The hands of government do not watch what each other does. Aunt May might have gotten a free pass from Nick Fury, but that didn’t stop some local cops from putting the pieces together and going after May. The Ultimatum story interrupts a bad situation for May, and Kitty gets to rescue some people despite their anti-mutant bias, which feels too old by far. Couldn’t Bendis have made an Ultimate universe where mutants were loved? Ah, well. We end with Spidey catching sight of the Hulk. The title is holding its water, and I would put it near the same level of enjoyment I get from Incredible Hercules, meaning I’ll keep picking up one more issue to see how its doing.

Wolverine: First Class 11

by Fred Van Lente and Hugo Petrus

Here’s a surprise and a half: I read about half of my Marvel stack before I got to this one, meaning I am enjoying it more and more. Petrus’ name is not all that familiar to me, but he draws a wicked werewolf. Kitty and Logan are used well for the entire story, with Logan’s healing factor saving him from permanently howling at the moon. Well, at least the werewolf part of him goes away; he may still howl at the moon on occasion anyway.
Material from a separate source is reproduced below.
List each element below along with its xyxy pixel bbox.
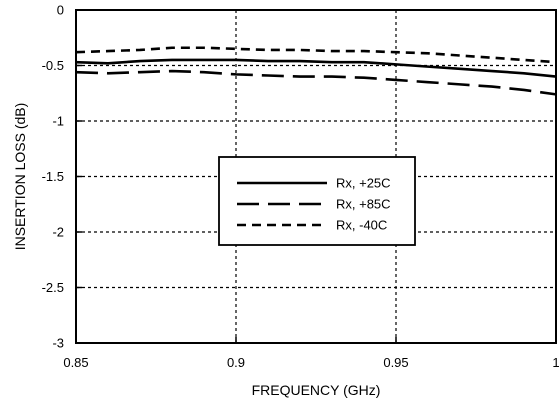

These tales are nice light reading. Since they are “past” tales, you know there is no significant worry about one of the characters dying, and the art style does not try to inflict serious shadows or dread. Instead we get some entertaining back-stories that just make you satisfied you got another story with these guys. As a bonus, they have been really great about avoiding too many continuity errors, so the back-stories fit in well with what longtime fans already know, and it’s like extra flavor on your chips.

X-Force 11

by Craig Kyle, Christopher Yost, Alina Urusov and Clayton Crain

Warpath is telling the group a story this month, even though we have no idea how and why the Demon Bear became involved; I’m not sure if we’ll ever find out. As soon as we flash back to Rome, I know Selene is going to be involved, but after three or so pages of memory, I’m thinking the same thing Logan says: “For the love of God, Proudstar, tell me this is going somewhere.” I am so bored.

Old Eli-in-Rome fails Selene miserably and is punished, but he can’t die. Can anyone say Cain? Then when he is uncovered, he acts like a vampire and wants to catch up to Selene. Like I didn’t just read a ton of Cain and vampire stories for Final Crisis. Evidently, this guy leaves a trail of death as he tries to find Selene, and nobody ever catches on that he’s killing anyone. Centuries of dead bodies, and only X-Force notices?!?

Okay, so after that boring-ness, we have Logan ask, “What does this have to do with the Technarch, or your tribe?” Yes, can we please some day have some semblance of a real plot, please please please? Eli finally has enough bravery to approach Selene, and she orders her children to kill him. Instead of anyone lifting a finger, they all just sit there while Eli talks some more. It’s one thing if she threatens to kill him, but it’s just plain weird to see that Selene’s minions ignore her very blatant order and sit there. Kyle and Yost have been taking lessons from Bendis on how to have everyone sit around and do nothing but talk all day.

The big final page has them making a vampire or something out of Caliban, which follows along with the only thing this title has done since day one: bring back dead re-runs. Even a third-string character like Caliban can’t stay in the grave a full year anymore. Think Death is mad that there’s a revolving door at her house? The art alternates between somewhat decent old Rome setting and the overly CGI stuff we’re used to on this title for the present.

I thought X-Force was supposed to be a proactive group. It took less than twelve issues for them to forget their charter and just be another mutant group that things happen to them. What a waste of good characters. Send Warpath back to Hepzibah, send Rahne back to X-Force; let Wolverine rest from one series where he’s not really needed. These guys have added nothing significant to the mutant milieu.
Tpull is Travis Pullen. He started reading comics at 5 years old, and he can't seem to stop.